Васнецова-старшая как раз раскатывала тесто: надо же хоть чем-то поднять настроение мужу, побаловать его на выходные любимым «наполеоном» на четырнадцати коржах.
А Наталья села на табуреточку за кухонный стол и вдруг зарыдала. Она закрыла лицо ладонями и плакала, плакала… Валентина Петровна кинулась к ней, прижалась – жаль не могла обнять, руки все в муке.
– Ну что ты, миленькая, что ты, – причитала она, словно дочка была неразумной детсадовкой. – Все пройдет, я с тобой, ну что случилось, до свадьбы заживет…
При слове «свадьба» девочка стала рыдать еще горше, и в душу матери закрадывались смутные и горькие подозрения. Нет, не может быть!..
– Что, милая, что? – спрашивала она, обнимая дочь, и плевать, что измазала ей плечо мукой, отряхнем. – Что-то было, да?
Девочка быстро и отчаянно закивала, и внутри у Васнецовой-старшей все обмерло. И еще у нее, наверное, появилась способность к ясновидению, потому что она спросила:
– Там, на Дальнем Востоке?
Дочка опять стала отчаянно кивать, словно торопилась признаться во всем, пока хватает духа.

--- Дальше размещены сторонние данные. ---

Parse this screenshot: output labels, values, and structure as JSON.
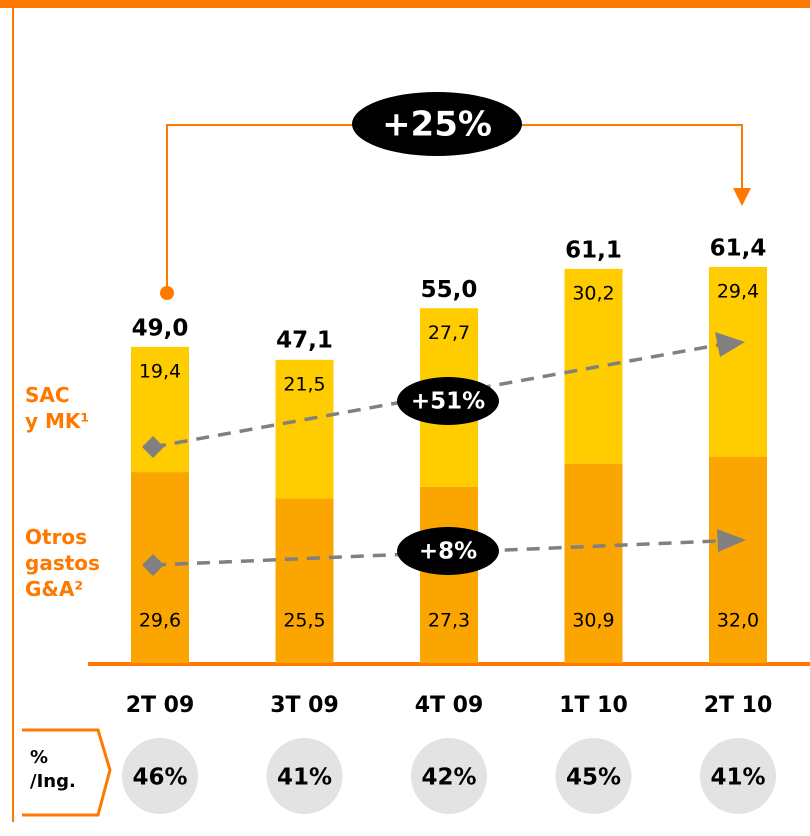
{
  "chart_data": {
    "type": "bar",
    "categories": [
      "2T 09",
      "3T 09",
      "4T 09",
      "1T 10",
      "2T 10"
    ],
    "series": [
      {
        "name": "Otros\ngastos\nG&A²",
        "color": "#fba500",
        "values": [
          29.6,
          25.5,
          27.3,
          30.9,
          32.0
        ],
        "value_labels": [
          "29,6",
          "25,5",
          "27,3",
          "30,9",
          "32,0"
        ]
      },
      {
        "name": "SAC\ny MK¹",
        "color": "#ffcc00",
        "values": [
          19.4,
          21.5,
          27.7,
          30.2,
          29.4
        ],
        "value_labels": [
          "19,4",
          "21,5",
          "27,7",
          "30,2",
          "29,4"
        ]
      }
    ],
    "totals": [
      49.0,
      47.1,
      55.0,
      61.1,
      61.4
    ],
    "total_labels": [
      "49,0",
      "47,1",
      "55,0",
      "61,1",
      "61,4"
    ],
    "annotations": [
      "+25%",
      "+51%",
      "+8%"
    ],
    "ratio_title": "%\n/Ing.",
    "ratio_values": [
      46,
      41,
      42,
      45,
      41
    ],
    "ratio_labels": [
      "46%",
      "41%",
      "42%",
      "45%",
      "41%"
    ],
    "stacked": true
  }
}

– Это – один из них, да? – прозревши сердцем, спросила мама.
– Да-а-а… – проныла сквозь слезы Наташа.
– Ох, мерзавцы! Что за подлецы! – воскликнула Васнецова-старшая. – И что теперь? Есть последствия, да?
И сердце у нее совсем уж наполнилось горем и печалью, потому что ее любимая маленькая девочка вновь кивнула.
Матери захотелось взвыть, надавать пощечин дочери, удариться головой о стену – но разумом она понимала: ничего подобного делать не следует, поэтому только оторвала свои руки от Натальи и впилась ногтями в собственные ладони. Боль привела ее в чувство, исцелила от гнева, а тут и девочка ее маленькая перестала рыдать, и тогда Валентина бодро сказала:
– Ладно. Что случилось – то случилось. Давай пить чай.
– К черту чай! – экспансивно воскликнула дочь. – Не хочу я ничего!
– Ну, будет, будет. Произошедшее еще не повод от маминого чая отказываться. «Наполеон» пока не готов, но ничего, я конфеточек шоколадных купила.
– А обед? – вдруг улыбнулась заплаканная Наташа.
– Обед, как ты сказала, ко всем чертям! – бодро воскликнула мать. – Будем пить чай и объедаться сладеньким!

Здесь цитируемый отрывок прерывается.